Azure AD Conditional Access policies are the appropriate tool for this requirement. They function as if-then statements, evaluating signals from users, devices, and locations to enforce organizational access rules. A Conditional Access policy can be configured to use "device compliance" as a condition for granting access. In this scenario, a policy would grant access to the Azure AD-integrated applications only if the user's device is marked as compliant by a management solution like Microsoft Intune, which can verify that the latest security patches are installed.

A. Azure Bastion: This service provides secure RDP and SSH connectivity to Azure virtual machines directly through the Azure portal, not for controlling access to applications based on device health.

C. Azure Policy: This service enforces rules and standards for Azure resources to ensure they remain compliant with corporate standards, but it does not manage user access to applications.

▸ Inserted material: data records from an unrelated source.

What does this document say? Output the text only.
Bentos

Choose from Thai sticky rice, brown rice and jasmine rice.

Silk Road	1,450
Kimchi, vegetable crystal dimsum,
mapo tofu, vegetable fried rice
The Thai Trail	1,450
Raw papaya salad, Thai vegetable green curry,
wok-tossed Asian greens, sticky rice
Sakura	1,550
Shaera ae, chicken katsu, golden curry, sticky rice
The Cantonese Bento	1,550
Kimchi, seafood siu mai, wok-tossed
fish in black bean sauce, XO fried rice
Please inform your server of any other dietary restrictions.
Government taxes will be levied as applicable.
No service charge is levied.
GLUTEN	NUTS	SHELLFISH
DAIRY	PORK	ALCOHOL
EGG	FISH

D. Azure Firewall: This is a network security service that protects Azure Virtual Network resources by filtering network traffic; it does not evaluate the compliance state of endpoint devices.

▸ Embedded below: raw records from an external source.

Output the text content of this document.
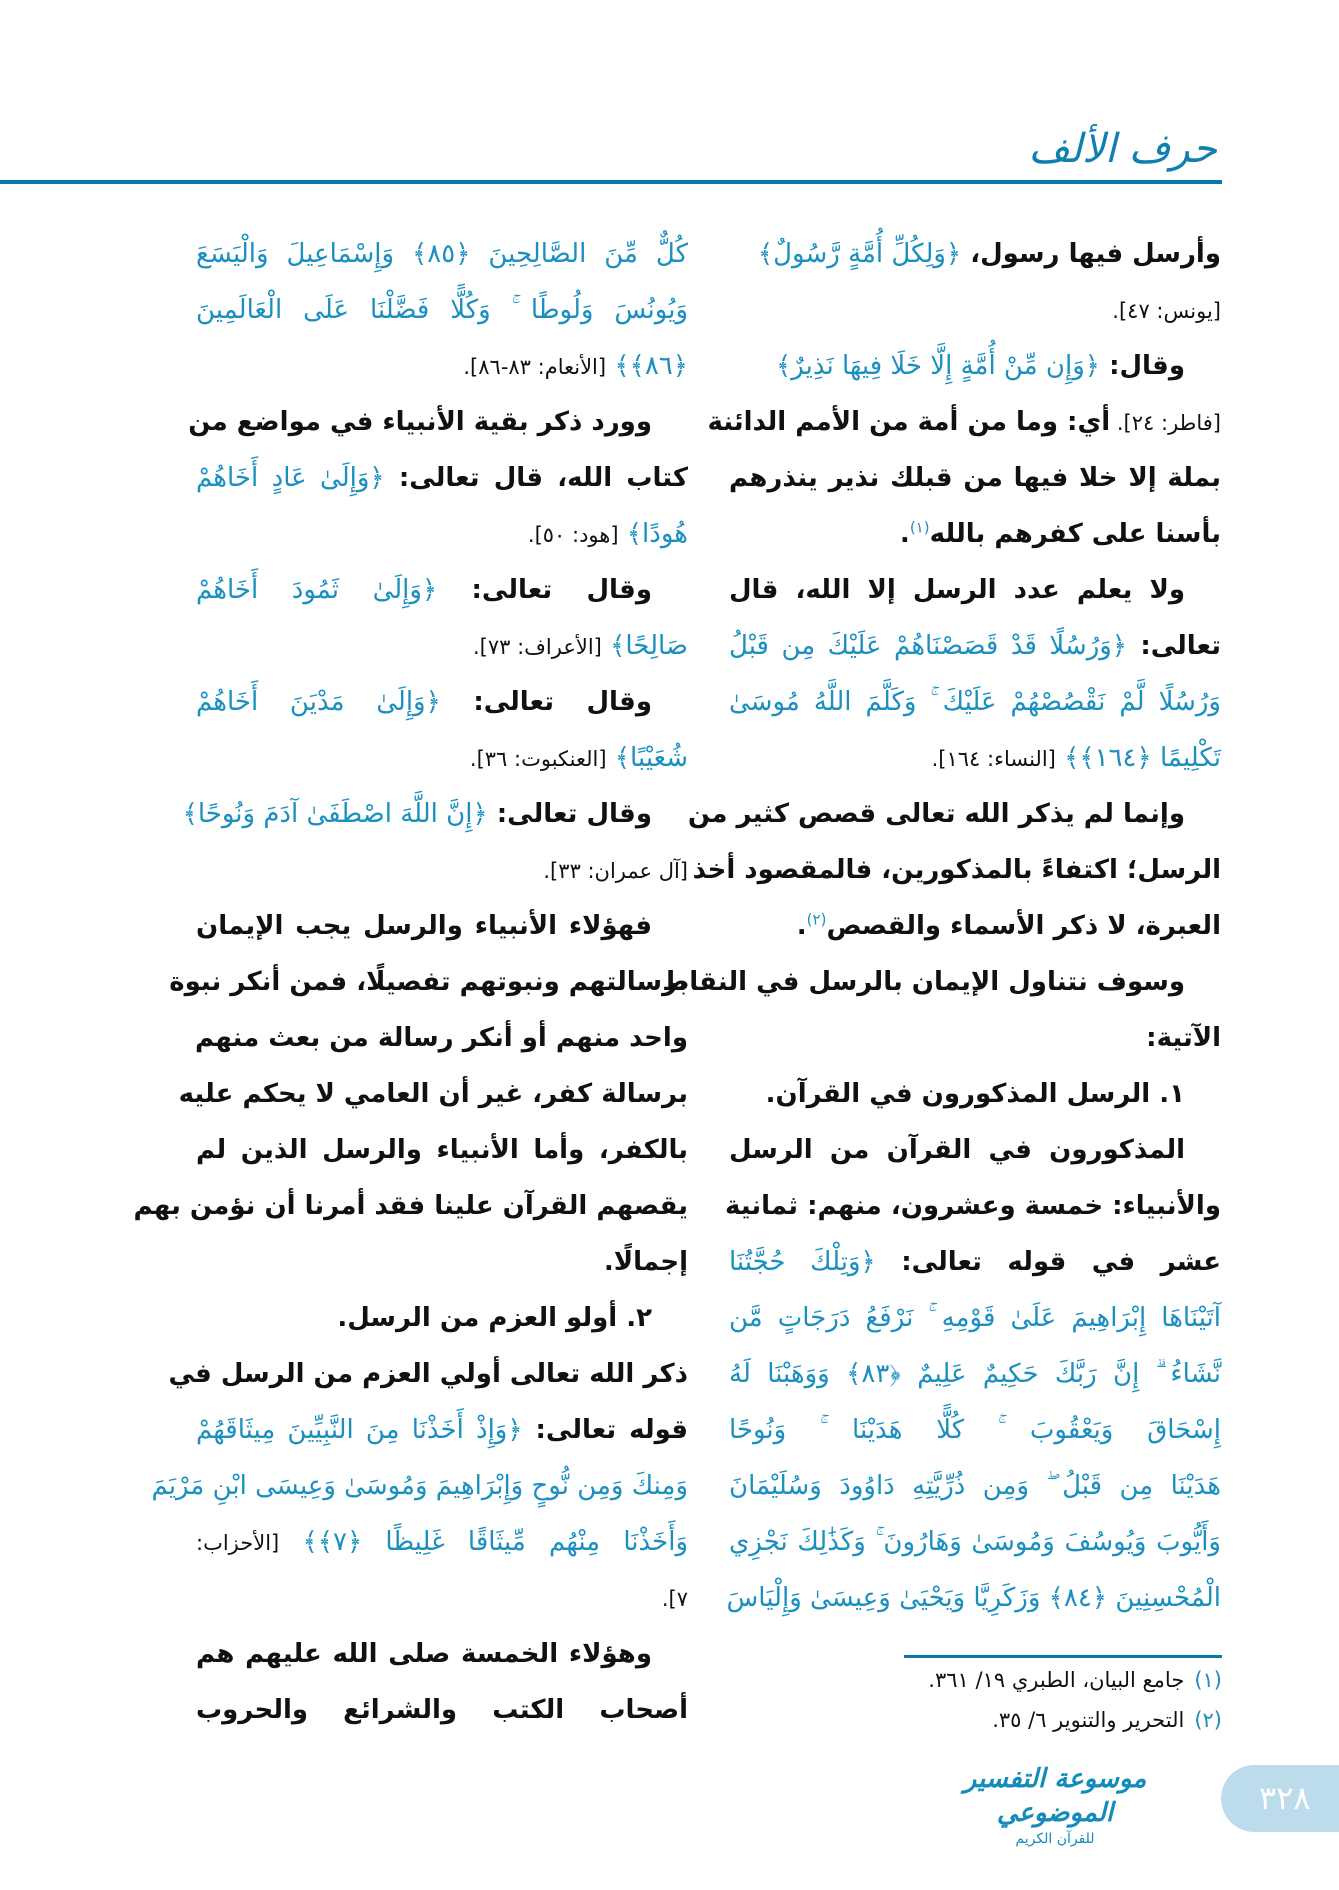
حرف الألف
وأرسل فيها رسول، ﴿وَلِكُلِّ أُمَّةٍ رَّسُولٌ﴾
[يونس: ٤٧].
وقال: ﴿وَإِن مِّنْ أُمَّةٍ إِلَّا خَلَا فِيهَا نَذِيرٌ﴾
[فاطر: ٢٤]. أي: وما من أمة من الأمم الدائنة
بملة إلا خلا فيها من قبلك نذير ينذرهم
بأسنا على كفرهم بالله$^{(١)}$.
ولا يعلم عدد الرسل إلا الله، قال
تعالى: ﴿وَرُسُلًا قَدْ قَصَصْنَاهُمْ عَلَيْكَ مِن قَبْلُ
وَرُسُلًا لَّمْ نَقْصُصْهُمْ عَلَيْكَ ۚ وَكَلَّمَ اللَّهُ مُوسَىٰ
تَكْلِيمًا ﴿١٦٤﴾﴾ [النساء: ١٦٤].
وإنما لم يذكر الله تعالى قصص كثير من
الرسل؛ اكتفاءً بالمذكورين، فالمقصود أخذ
العبرة، لا ذكر الأسماء والقصص$^{(٢)}$.
وسوف نتناول الإيمان بالرسل في النقاط
الآتية:
١. الرسل المذكورون في القرآن.
المذكورون في القرآن من الرسل
والأنبياء: خمسة وعشرون، منهم: ثمانية
عشر في قوله تعالى: ﴿وَتِلْكَ حُجَّتُنَا
آتَيْنَاهَا إِبْرَاهِيمَ عَلَىٰ قَوْمِهِ ۚ نَرْفَعُ دَرَجَاتٍ مَّن
نَّشَاءُ ۗ إِنَّ رَبَّكَ حَكِيمٌ عَلِيمٌ ﴿٨٣﴾ وَوَهَبْنَا لَهُ
إِسْحَاقَ وَيَعْقُوبَ ۚ كُلًّا هَدَيْنَا ۚ وَنُوحًا
هَدَيْنَا مِن قَبْلُ ۖ وَمِن ذُرِّيَّتِهِ دَاوُودَ وَسُلَيْمَانَ
وَأَيُّوبَ وَيُوسُفَ وَمُوسَىٰ وَهَارُونَ ۚ وَكَذَٰلِكَ نَجْزِي
الْمُحْسِنِينَ ﴿٨٤﴾ وَزَكَرِيَّا وَيَحْيَىٰ وَعِيسَىٰ وَإِلْيَاسَ
كُلٌّ مِّنَ الصَّالِحِينَ ﴿٨٥﴾ وَإِسْمَاعِيلَ وَالْيَسَعَ
وَيُونُسَ وَلُوطًا ۚ وَكُلًّا فَضَّلْنَا عَلَى الْعَالَمِينَ
﴿٨٦﴾﴾ [الأنعام: ٨٣-٨٦].
وورد ذكر بقية الأنبياء في مواضع من
كتاب الله، قال تعالى: ﴿وَإِلَىٰ عَادٍ أَخَاهُمْ
هُودًا﴾ [هود: ٥٠].
وقال تعالى: ﴿وَإِلَىٰ ثَمُودَ أَخَاهُمْ
صَالِحًا﴾ [الأعراف: ٧٣].
وقال تعالى: ﴿وَإِلَىٰ مَدْيَنَ أَخَاهُمْ
شُعَيْبًا﴾ [العنكبوت: ٣٦].
وقال تعالى: ﴿إِنَّ اللَّهَ اصْطَفَىٰ آدَمَ وَنُوحًا﴾
[آل عمران: ٣٣].
فهؤلاء الأنبياء والرسل يجب الإيمان
برسالتهم ونبوتهم تفصيلًا، فمن أنكر نبوة
واحد منهم أو أنكر رسالة من بعث منهم
برسالة كفر، غير أن العامي لا يحكم عليه
بالكفر، وأما الأنبياء والرسل الذين لم
يقصهم القرآن علينا فقد أمرنا أن نؤمن بهم
إجمالًا.
٢. أولو العزم من الرسل.
ذكر الله تعالى أولي العزم من الرسل في
قوله تعالى: ﴿وَإِذْ أَخَذْنَا مِنَ النَّبِيِّينَ مِيثَاقَهُمْ
وَمِنكَ وَمِن نُّوحٍ وَإِبْرَاهِيمَ وَمُوسَىٰ وَعِيسَى ابْنِ مَرْيَمَ
وَأَخَذْنَا مِنْهُم مِّيثَاقًا غَلِيظًا ﴿٧﴾﴾ [الأحزاب:
٧].
وهؤلاء الخمسة صلى الله عليهم هم
أصحاب الكتب والشرائع والحروب
(١)جامع البيان، الطبري ١٩/ ٣٦١.
(٢)التحرير والتنوير ٦/ ٣٥.
موسوعة التفسير الموضوعي
للقرآن الكريم
٣٢٨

1. Microsoft Learn, "What is Conditional Access in Azure Active Directory?"

Section: Common signals

Content: "Device compliance - Users with devices marked as compliant with a specific policy can be differentiated from users with noncompliant devices." This document establishes that device compliance is a primary signal used by Conditional Access.

2. Microsoft Learn, "Conditional Access: Grant"

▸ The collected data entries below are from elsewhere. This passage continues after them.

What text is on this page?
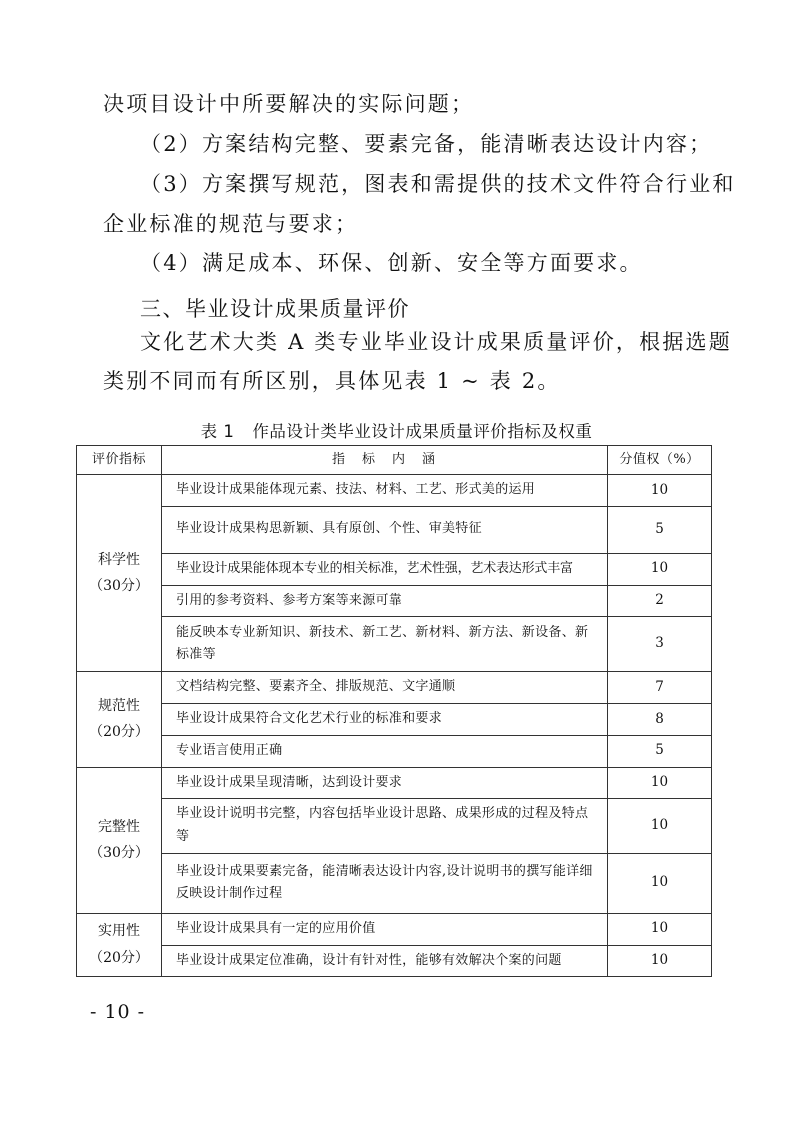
决项目设计中所要解决的实际问题；
（2）方案结构完整、要素完备，能清晰表达设计内容；
（3）方案撰写规范，图表和需提供的技术文件符合行业和
企业标准的规范与要求；
（4）满足成本、环保、创新、安全等方面要求。
三、毕业设计成果质量评价
文化艺术大类 A 类专业毕业设计成果质量评价，根据选题
类别不同而有所区别，具体见表 1 ~ 表 2。
表 1 作品设计类毕业设计成果质量评价指标及权重
评价指标	指　标　内　涵	分值权（%）

科学性
（30分）	毕业设计成果能体现元素、技法、材料、工艺、形式美的运用	10
	毕业设计成果构思新颖、具有原创、个性、审美特征	5
	毕业设计成果能体现本专业的相关标准，艺术性强，艺术表达形式丰富	10
	引用的参考资料、参考方案等来源可靠	2
	能反映本专业新知识、新技术、新工艺、新材料、新方法、新设备、新标准等	3

规范性
（20分）	文档结构完整、要素齐全、排版规范、文字通顺	7
	毕业设计成果符合文化艺术行业的标准和要求	8
	专业语言使用正确	5

完整性
（30分）	毕业设计成果呈现清晰，达到设计要求	10
	毕业设计说明书完整，内容包括毕业设计思路、成果形成的过程及特点等	10
	毕业设计成果要素完备，能清晰表达设计内容,设计说明书的撰写能详细反映设计制作过程	10

实用性
（20分）	毕业设计成果具有一定的应用价值	10
	毕业设计成果定位准确，设计有针对性，能够有效解决个案的问题	10
- 10 -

Section: Require device to be marked as compliant

Content: "This control requires that the device the user is signing in from is marked as compliant by a mobile device management (MDM) solution like Microsoft Intune... If a device isn't registered with an MDM solution, access is blocked." This directly confirms that requiring a compliant device is a grant control within Conditional Access.

3. Microsoft Learn, "Use compliance policies to set rules for devices you manage with Intune"

Section: How Intune device compliance policies work

Content: This document explains how Microsoft Intune evaluates device settings, such as OS version and security patch levels, to determine if a device is compliant. This compliance status is then reported to Azure AD for use in Conditional Access policies.